Vesla Mae Weaver (Phd, Harvard, Government and Social Policy) is the Bloomberg Distinguished Associate Professor of Political Science and Sociology at Johns Hopkins University and a 2016-17 Andrew Carnegie Fellow. She has contributed to scholarly debates around the persistence of racial inequality, colorism in the United States, the causes and consequences of the dramatic rise in prisons, and the consequences of rising economic polarization. Despite being advised that punishment was not a core concern of political science during her early years as a graduate student, Weaver argued that punishment and surveillance was central to American citizenship in the modern era, played a major role in the post-war expansion of state institutions, was a key aspect of how mostly disadvantaged citizens interact with government, and was a political “frontlash” to make an end-run around civil rights advances.

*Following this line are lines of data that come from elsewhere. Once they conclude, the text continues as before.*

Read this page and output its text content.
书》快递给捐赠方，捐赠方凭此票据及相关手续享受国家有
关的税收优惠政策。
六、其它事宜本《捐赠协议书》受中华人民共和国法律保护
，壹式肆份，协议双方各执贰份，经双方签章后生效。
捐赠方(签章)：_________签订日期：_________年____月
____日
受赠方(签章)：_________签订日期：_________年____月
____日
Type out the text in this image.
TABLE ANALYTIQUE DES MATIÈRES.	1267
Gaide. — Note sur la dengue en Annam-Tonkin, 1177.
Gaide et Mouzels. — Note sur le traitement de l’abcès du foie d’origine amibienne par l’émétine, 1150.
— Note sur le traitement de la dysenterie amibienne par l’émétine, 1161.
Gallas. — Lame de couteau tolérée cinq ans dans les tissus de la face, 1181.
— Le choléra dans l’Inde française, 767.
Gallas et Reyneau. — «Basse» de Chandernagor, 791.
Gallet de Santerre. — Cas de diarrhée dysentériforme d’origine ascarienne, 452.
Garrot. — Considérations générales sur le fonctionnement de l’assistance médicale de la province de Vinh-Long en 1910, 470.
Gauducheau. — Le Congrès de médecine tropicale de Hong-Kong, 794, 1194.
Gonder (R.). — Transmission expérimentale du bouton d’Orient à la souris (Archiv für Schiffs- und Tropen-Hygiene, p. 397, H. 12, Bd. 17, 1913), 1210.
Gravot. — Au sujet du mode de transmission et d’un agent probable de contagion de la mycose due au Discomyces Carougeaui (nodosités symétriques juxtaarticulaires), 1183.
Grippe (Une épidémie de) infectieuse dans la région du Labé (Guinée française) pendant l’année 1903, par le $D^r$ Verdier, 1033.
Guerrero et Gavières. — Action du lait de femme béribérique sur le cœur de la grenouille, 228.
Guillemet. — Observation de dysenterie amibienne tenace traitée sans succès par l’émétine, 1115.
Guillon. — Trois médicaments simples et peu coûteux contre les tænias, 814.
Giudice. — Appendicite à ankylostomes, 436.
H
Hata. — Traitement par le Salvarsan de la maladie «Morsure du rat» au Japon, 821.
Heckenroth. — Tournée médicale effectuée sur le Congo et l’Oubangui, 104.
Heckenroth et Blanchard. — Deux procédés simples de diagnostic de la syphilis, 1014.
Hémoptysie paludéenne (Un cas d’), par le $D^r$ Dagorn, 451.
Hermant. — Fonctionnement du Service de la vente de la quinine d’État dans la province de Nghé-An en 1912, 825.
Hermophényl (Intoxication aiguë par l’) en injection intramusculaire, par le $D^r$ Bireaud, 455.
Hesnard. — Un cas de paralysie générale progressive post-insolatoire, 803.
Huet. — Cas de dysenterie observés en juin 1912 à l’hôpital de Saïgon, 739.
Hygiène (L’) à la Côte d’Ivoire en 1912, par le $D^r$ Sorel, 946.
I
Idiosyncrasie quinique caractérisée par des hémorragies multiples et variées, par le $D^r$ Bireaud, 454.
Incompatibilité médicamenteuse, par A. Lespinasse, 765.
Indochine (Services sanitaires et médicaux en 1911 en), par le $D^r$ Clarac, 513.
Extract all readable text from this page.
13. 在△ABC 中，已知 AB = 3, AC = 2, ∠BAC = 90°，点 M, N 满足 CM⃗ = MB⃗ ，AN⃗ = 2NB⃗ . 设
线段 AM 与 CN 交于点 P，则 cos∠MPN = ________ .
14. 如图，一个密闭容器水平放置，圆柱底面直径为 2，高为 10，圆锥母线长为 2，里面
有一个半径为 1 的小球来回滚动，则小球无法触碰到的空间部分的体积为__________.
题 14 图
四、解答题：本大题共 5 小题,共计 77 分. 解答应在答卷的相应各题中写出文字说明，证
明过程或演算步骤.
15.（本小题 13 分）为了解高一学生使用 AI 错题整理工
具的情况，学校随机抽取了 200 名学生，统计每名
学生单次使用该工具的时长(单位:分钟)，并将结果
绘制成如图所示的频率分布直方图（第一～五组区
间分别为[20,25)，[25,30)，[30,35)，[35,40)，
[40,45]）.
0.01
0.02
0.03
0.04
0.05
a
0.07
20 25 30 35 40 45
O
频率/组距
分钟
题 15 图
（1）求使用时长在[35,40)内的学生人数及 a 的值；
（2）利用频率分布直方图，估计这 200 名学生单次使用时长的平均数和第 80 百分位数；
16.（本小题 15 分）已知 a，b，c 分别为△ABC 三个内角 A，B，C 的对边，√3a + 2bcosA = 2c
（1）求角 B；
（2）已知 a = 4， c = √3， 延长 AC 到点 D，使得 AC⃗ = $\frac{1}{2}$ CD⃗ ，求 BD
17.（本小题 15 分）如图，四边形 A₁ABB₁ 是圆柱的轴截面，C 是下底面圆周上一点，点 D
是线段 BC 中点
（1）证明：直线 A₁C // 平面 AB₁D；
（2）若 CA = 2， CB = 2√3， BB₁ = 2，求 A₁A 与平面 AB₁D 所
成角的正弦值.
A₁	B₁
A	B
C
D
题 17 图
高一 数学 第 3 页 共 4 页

Authoring the first article in nearly two decades on the topic of punishment to be published in her discipline’s top journal, she shortly thereafter published an award-winning book with Amy Lerman, Arresting Citizenship: The Democratic Consequences of American Crime Control, the first large-scale empirical study of what the tectonic shifts in incarceration and policing meant for political and civic life in communities where it was concentrated.

Weaver is also the co-author of Creating a New Racial Order: How Immigration, Multiracialism, Genomics, and the Young Can Remake Race in America (with J. Hochschild and T. Burch). Her research has been supported by fellowships from the Russell Sage Foundation, National Science Foundation, the Ford Foundation, and the Brookings Institution. She has served on the Harvard/NIJ Executive Session on Community Corrections, the APSA Presidential Taskforce on Racial Inequality in the Americas, and the Center for Community Change’s Good Jobs for All initiative and has written in the New York Times, Boston Review, Marshall Project, and Slate.